The RSF has denied widespread allegations that the killings in el-Fasher are ethnically motivated or that they follow a pattern of targeting non-Arab populations, despite mounting evidence and international concern. A spokesman for the group also denied accusations that RSF fighters killed more than 400 people at the hospital, insisting that civilians had fled and no hospitals were operational when they took the city. Still, analysts from the Yale Humanitarian Research Lab say satellite images showing groups of bodies on hospital grounds corroborate witness accounts.

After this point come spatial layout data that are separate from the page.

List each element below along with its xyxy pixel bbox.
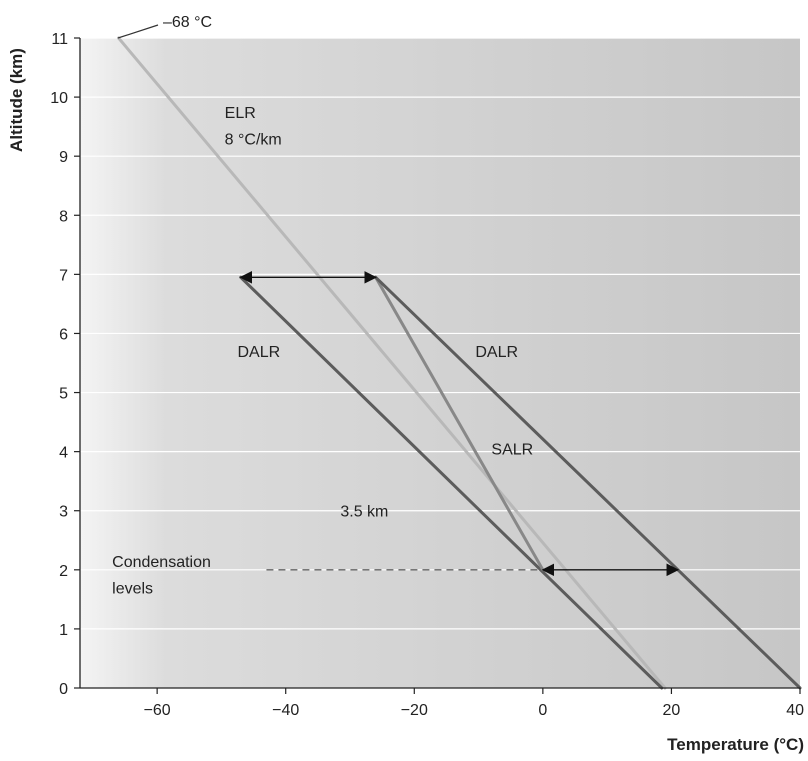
series-line-dalr-left: [239, 275, 664, 690]
y-axis-title: Altitude (km): [7, 48, 26, 152]
x-axis-ticks: −60 −40 −20 0 20 40: [144, 688, 804, 719]
y-tick-label-8: 8: [59, 208, 68, 225]
x-axis-title: Temperature (°C): [667, 735, 804, 754]
series-line-elr: [117, 36, 667, 690]
annotation-elr: ELR: [225, 105, 256, 122]
y-tick-label-3: 3: [59, 504, 68, 521]
y-tick-label-9: 9: [59, 149, 68, 166]
annotation-salr: SALR: [491, 442, 533, 459]
annotation-condensation-line-2: levels: [112, 580, 153, 597]
annotation-dalr-left: DALR: [238, 344, 281, 361]
x-tick-label--40: −40: [272, 702, 299, 719]
y-tick-label-7: 7: [59, 267, 68, 284]
y-tick-label-1: 1: [59, 622, 68, 639]
series-layer: [117, 36, 802, 690]
y-tick-label-0: 0: [59, 681, 68, 698]
x-tick-label-40: 40: [786, 702, 804, 719]
series-line-salr: [374, 275, 545, 572]
y-tick-label-6: 6: [59, 326, 68, 343]
x-tick-label-0: 0: [538, 702, 547, 719]
x-tick-label-20: 20: [663, 702, 681, 719]
annotation-elr-rate: 8 °C/km: [225, 131, 282, 148]
y-tick-label-11: 11: [51, 31, 68, 48]
plot-background: [80, 38, 800, 688]
y-tick-label-2: 2: [59, 563, 68, 580]
arrow-layer: [239, 271, 680, 577]
series-line-dalr-right: [374, 275, 802, 690]
y-tick-label-4: 4: [59, 445, 68, 462]
y-axis-ticks: 0 1 2 3 4 5 6 7 8 9 10 11: [50, 31, 80, 698]
annotation-dalr-right: DALR: [475, 344, 518, 361]
annotation-top-temperature: –68 °C: [163, 14, 212, 31]
top-temp-leader-line: [117, 24, 159, 39]
y-tick-label-10: 10: [50, 90, 68, 107]
y-tick-label-5: 5: [59, 386, 68, 403]
annotation-condensation-line-1: Condensation: [112, 554, 211, 571]
x-tick-label--20: −20: [401, 702, 428, 719]
annotation-height-difference: 3.5 km: [340, 504, 388, 521]
x-tick-label--60: −60: [144, 702, 171, 719]
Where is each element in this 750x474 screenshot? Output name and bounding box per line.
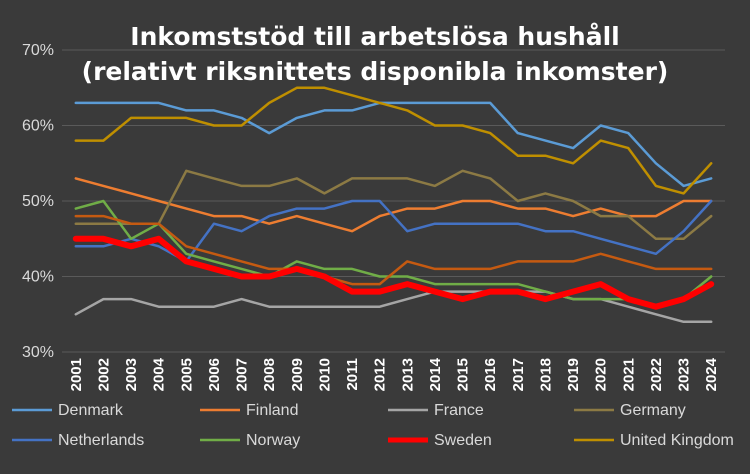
y-tick-label: 30% [22, 344, 54, 361]
legend-label-france: France [434, 402, 484, 419]
y-tick-label: 60% [22, 118, 54, 135]
x-tick-label: 2004 [151, 357, 168, 391]
x-tick-label: 2005 [178, 358, 195, 391]
x-tick-label: 2001 [68, 358, 85, 391]
x-tick-label: 2013 [399, 358, 416, 391]
legend-label-finland: Finland [246, 402, 298, 419]
y-tick-label: 70% [22, 42, 54, 59]
x-tick-label: 2008 [261, 358, 278, 391]
x-tick-label: 2010 [316, 358, 333, 391]
legend-label-norway: Norway [246, 432, 300, 449]
chart-title-line-1: Inkomststöd till arbetslösa hushåll [130, 22, 619, 51]
x-tick-label: 2012 [372, 358, 389, 391]
chart-title-line-2: (relativt riksnittets disponibla inkomst… [82, 57, 669, 86]
x-tick-label: 2003 [123, 358, 140, 391]
series-line-france [74, 290, 713, 324]
x-tick-label: 2018 [537, 358, 554, 391]
series-line-denmark [74, 101, 713, 188]
x-tick-label: 2015 [455, 358, 472, 391]
legend-label-denmark: Denmark [58, 402, 124, 419]
x-tick-label: 2023 [676, 358, 693, 391]
series-lines [72, 86, 715, 324]
x-tick-label: 2009 [289, 358, 306, 391]
x-tick-label: 2006 [206, 358, 223, 391]
legend: Denmark Finland France Germany Netherlands No… [12, 402, 734, 449]
x-axis: 2001 2002 2003 2004 2005 2006 2007 2008 2009 2010… [68, 357, 720, 391]
y-tick-label: 40% [22, 269, 54, 286]
x-tick-label: 2021 [620, 358, 637, 391]
legend-label-germany: Germany [620, 402, 686, 419]
x-tick-label: 2017 [510, 358, 527, 391]
y-tick-label: 50% [22, 193, 54, 210]
series-line-finland [74, 177, 713, 233]
series-line-germany [74, 169, 713, 241]
y-axis: 30% 40% 50% 60% 70% [22, 42, 54, 361]
series-line-united-kingdom [74, 86, 713, 195]
x-tick-label: 2011 [344, 358, 361, 391]
x-tick-label: 2024 [703, 357, 720, 391]
series-line-norway [74, 199, 713, 308]
legend-label-united-kingdom: United Kingdom [620, 432, 734, 449]
x-tick-label: 2007 [234, 358, 251, 391]
series-line-unlabeled [74, 214, 713, 286]
x-tick-label: 2014 [427, 357, 444, 391]
legend-label-sweden: Sweden [434, 432, 492, 449]
x-tick-label: 2020 [593, 358, 610, 391]
x-tick-label: 2022 [648, 358, 665, 391]
x-tick-label: 2016 [482, 358, 499, 391]
legend-label-netherlands: Netherlands [58, 432, 144, 449]
series-line-sweden [72, 235, 715, 310]
x-tick-label: 2002 [95, 358, 112, 391]
x-tick-label: 2019 [565, 358, 582, 391]
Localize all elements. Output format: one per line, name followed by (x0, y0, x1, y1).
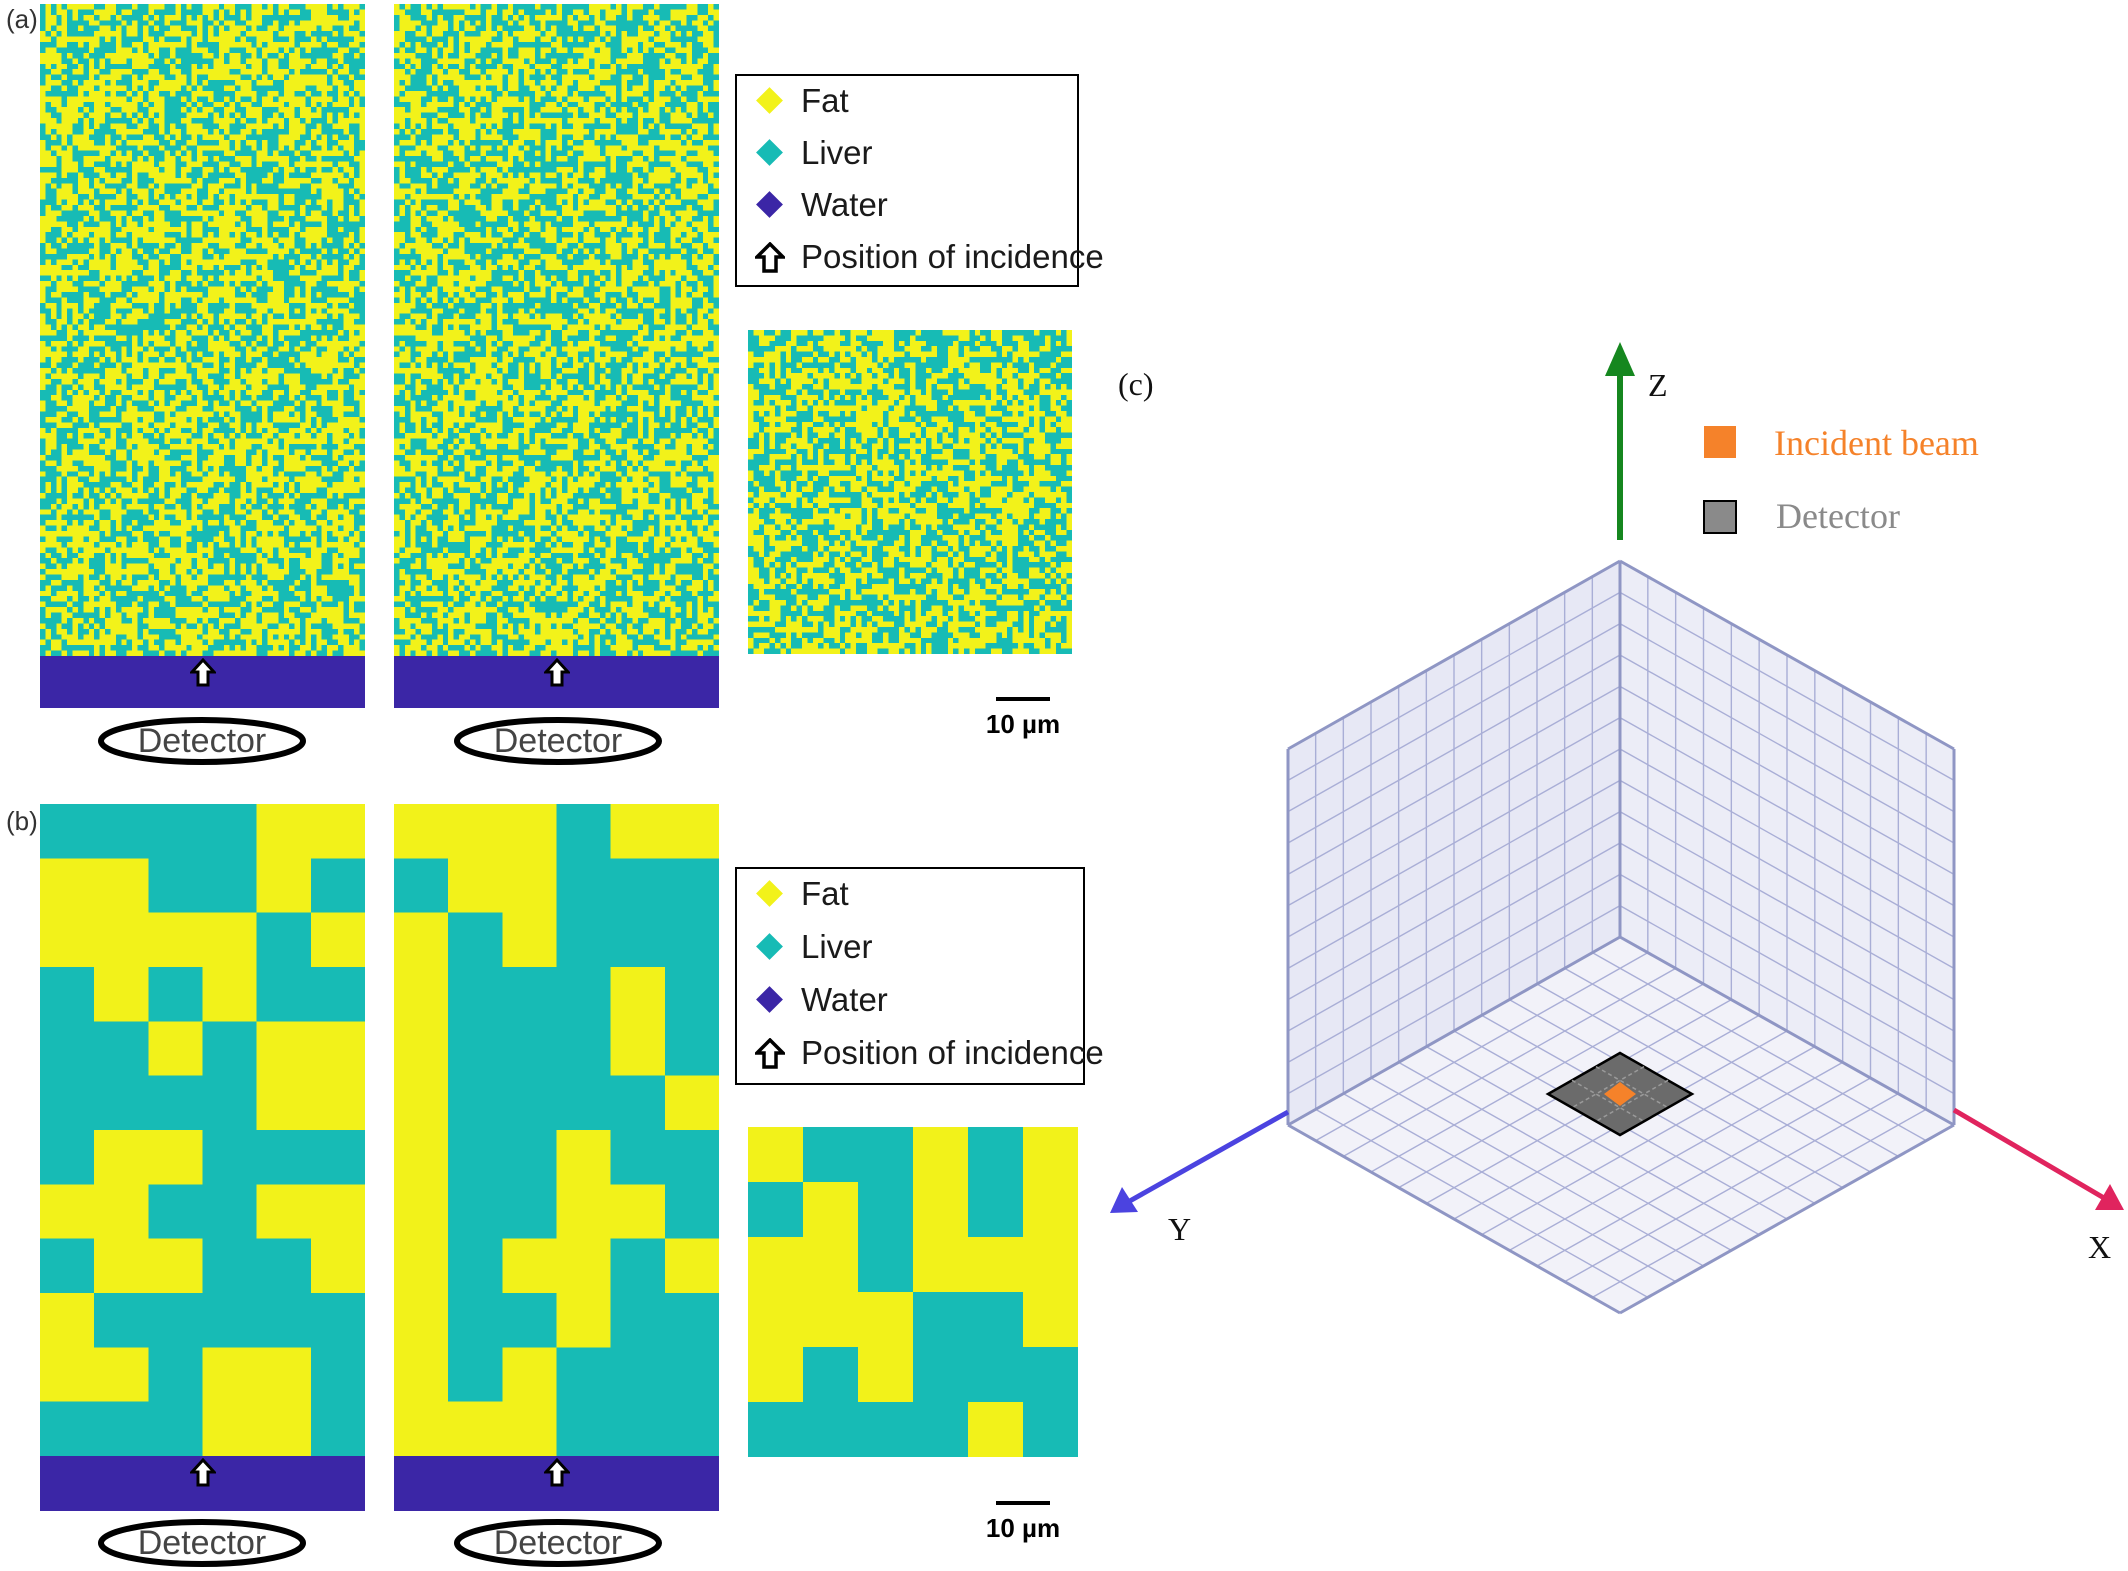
detector-ellipse: Detector (96, 716, 308, 766)
y-axis-arrow (1110, 1109, 1290, 1213)
detector-label: Detector (493, 1523, 623, 1562)
legend-item: Position of incidence (752, 238, 1104, 276)
detector-ellipse: Detector (452, 716, 664, 766)
diamond-icon (755, 138, 785, 168)
geometry-diagram: Z Y X Incident beam Detector (1110, 342, 2124, 1315)
scale-bar: 10 µm (960, 1501, 1086, 1544)
fine-voxel-grid-axial (748, 330, 1072, 654)
up-arrow-icon (752, 1037, 788, 1069)
incident-beam-label: Incident beam (1774, 423, 1979, 463)
detector-label: Detector (493, 721, 623, 760)
detector-label: Detector (137, 721, 267, 760)
fine-voxel-grid-coronal (394, 4, 719, 656)
detector-ellipse: Detector (96, 1518, 308, 1568)
incidence-arrow-icon (190, 658, 216, 687)
legend-item: Fat (755, 875, 849, 913)
legend-item-label: Liver (801, 928, 873, 965)
z-axis-arrow (1605, 342, 1635, 540)
legend-item: Fat (755, 82, 849, 120)
legend-item-label: Fat (801, 875, 849, 912)
legend-item: Liver (755, 928, 873, 966)
legend-item-label: Position of incidence (801, 1034, 1104, 1071)
diamond-icon (755, 932, 785, 962)
incidence-arrow-icon (544, 658, 570, 687)
legend-item: Position of incidence (752, 1034, 1104, 1072)
legend-item-label: Liver (801, 134, 873, 171)
diamond-icon (755, 879, 785, 909)
scale-bar-label: 10 µm (985, 1513, 1061, 1543)
detector-swatch (1703, 500, 1737, 534)
legend-item-label: Water (801, 981, 888, 1018)
detector-legend-label: Detector (1776, 496, 1900, 536)
incidence-arrow-icon (544, 1458, 570, 1487)
material-legend: Fat Liver Water Position of incidence (735, 867, 1104, 1085)
up-arrow-icon (752, 241, 788, 273)
y-axis-label: Y (1168, 1211, 1191, 1247)
z-axis-label: Z (1648, 367, 1668, 403)
legend-item: Water (755, 186, 888, 224)
detector-label: Detector (137, 1523, 267, 1562)
legend-item-label: Fat (801, 82, 849, 119)
diamond-icon (755, 86, 785, 116)
panel-c-legend: Incident beam Detector (1703, 423, 1979, 536)
coarse-voxel-grid-axial (748, 1127, 1078, 1457)
fine-voxel-grid-sagittal (40, 4, 365, 656)
diamond-icon (755, 190, 785, 220)
legend-item-label: Water (801, 186, 888, 223)
legend-item-label: Position of incidence (801, 238, 1104, 275)
x-axis-arrow (1952, 1107, 2124, 1210)
x-axis-label: X (2088, 1229, 2111, 1265)
coarse-voxel-grid-sagittal (40, 804, 365, 1456)
voxel-grid-box (1286, 559, 1956, 1315)
detector-patch (1545, 1051, 1695, 1137)
diamond-icon (755, 985, 785, 1015)
incidence-arrow-icon (190, 1458, 216, 1487)
panel-b-label: (b) (6, 806, 38, 836)
detector-ellipse: Detector (452, 1518, 664, 1568)
scale-bar: 10 µm (960, 697, 1086, 740)
scale-bar-label: 10 µm (985, 709, 1061, 739)
incident-beam-swatch (1704, 426, 1736, 458)
coarse-voxel-grid-coronal (394, 804, 719, 1456)
panel-c-label: (c) (1118, 366, 1154, 402)
legend-item: Liver (755, 134, 873, 172)
material-legend: Fat Liver Water Position of incidence (735, 74, 1104, 287)
panel-a-label: (a) (6, 4, 38, 34)
incident-beam-spot (1604, 1082, 1636, 1106)
legend-item: Water (755, 981, 888, 1019)
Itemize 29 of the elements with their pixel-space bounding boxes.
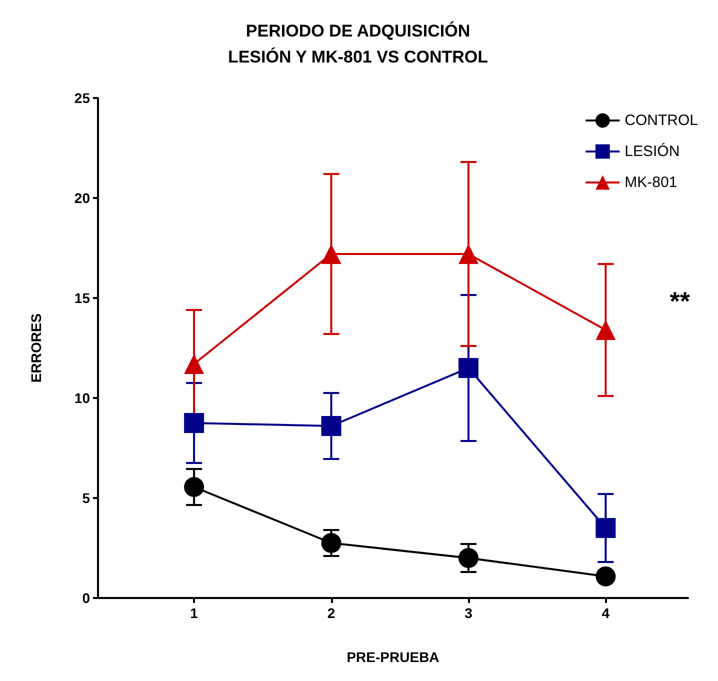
legend-label: CONTROL: [624, 112, 698, 129]
x-tick-label: 3: [464, 605, 473, 621]
legend-label: MK-801: [624, 174, 678, 191]
legend-label: LESIÓN: [624, 142, 680, 160]
x-axis-title: PRE-PRUEBA: [346, 649, 440, 665]
x-tick-label: 1: [190, 605, 198, 621]
point: [321, 416, 342, 436]
x-tick-label: 4: [602, 605, 610, 621]
x-tick-label: 2: [327, 605, 336, 621]
y-tick-label: 20: [74, 190, 90, 206]
annotation: **: [670, 286, 691, 316]
point: [458, 358, 478, 378]
y-tick-label: 25: [74, 90, 90, 106]
point: [596, 518, 616, 538]
point: [184, 477, 204, 497]
y-axis-title: ERRORES: [28, 313, 44, 383]
point: [458, 244, 478, 264]
y-tick-label: 15: [74, 290, 90, 306]
point: [184, 354, 204, 374]
point: [184, 413, 204, 433]
y-tick-label: 5: [82, 490, 90, 506]
chart-title: PERIODO DE ADQUISICIÓN LESIÓN Y MK-801 VS CONTROL: [228, 20, 488, 66]
y-tick-label: 10: [74, 390, 90, 406]
point: [458, 548, 478, 568]
y-tick-label: 0: [82, 590, 90, 606]
point: [596, 566, 616, 586]
point: [321, 244, 342, 264]
point: [321, 533, 342, 553]
point: [596, 320, 616, 340]
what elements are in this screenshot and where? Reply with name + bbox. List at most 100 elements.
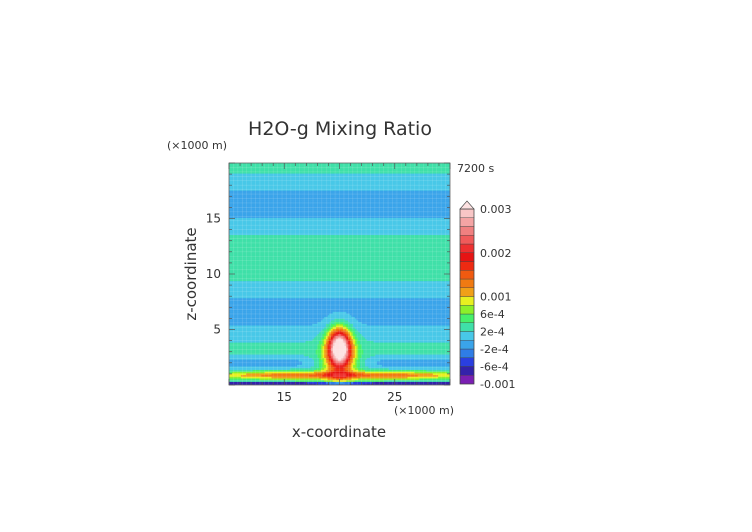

The international community’s response has been swift but, so far, largely rhetorical. British Foreign Office Minister Stephen Doughty called the suffering “unconscionable, often based on ethnicity, women and girls facing sexual and gender-based violence, and there is evidence mounting of defenceless civilians being executed and tortured.” Activists and observers are also increasing pressure on the United Arab Emirates, which is widely accused of providing military support to the RSF—a charge the UAE denies, though UN reports have cited evidence to the contrary.

El-Fasher’s capture has reinforced a geographic split in Sudan: the RSF now dominates western Sudan and much of neighboring Kordofan to the south, while the army holds the capital Khartoum and regions along the Red Sea. The two factions, once allies after seizing power together in a 2021 coup, fell out over an internationally backed plan to transition to civilian rule. That rift has now erupted into a full-blown civil war, with civilians paying the heaviest price.

Dr. Mohamed Ibn Chambas, chair of the African Union’s panel on Sudan, described the situation as “hell on Earth” for the people of el-Fasher and its surroundings. He argued, “There can be no military solution to the Sudanese crisis… We need now to work with the Sudanese to tackle the root causes of their problem, which they themselves admit has to do with exclusion. Failure to manage diversity in Sudan has been at the heart of the recurrent crisis the country has experienced since its independence in 1956.”

With international pressure mounting and Sudan’s humanitarian crisis deepening, the world watches anxiously to see whether promises of investigations and calls for accountability will translate into real change—or if Sudan’s suffering will continue, largely unheeded, as the country edges closer to another tragic split.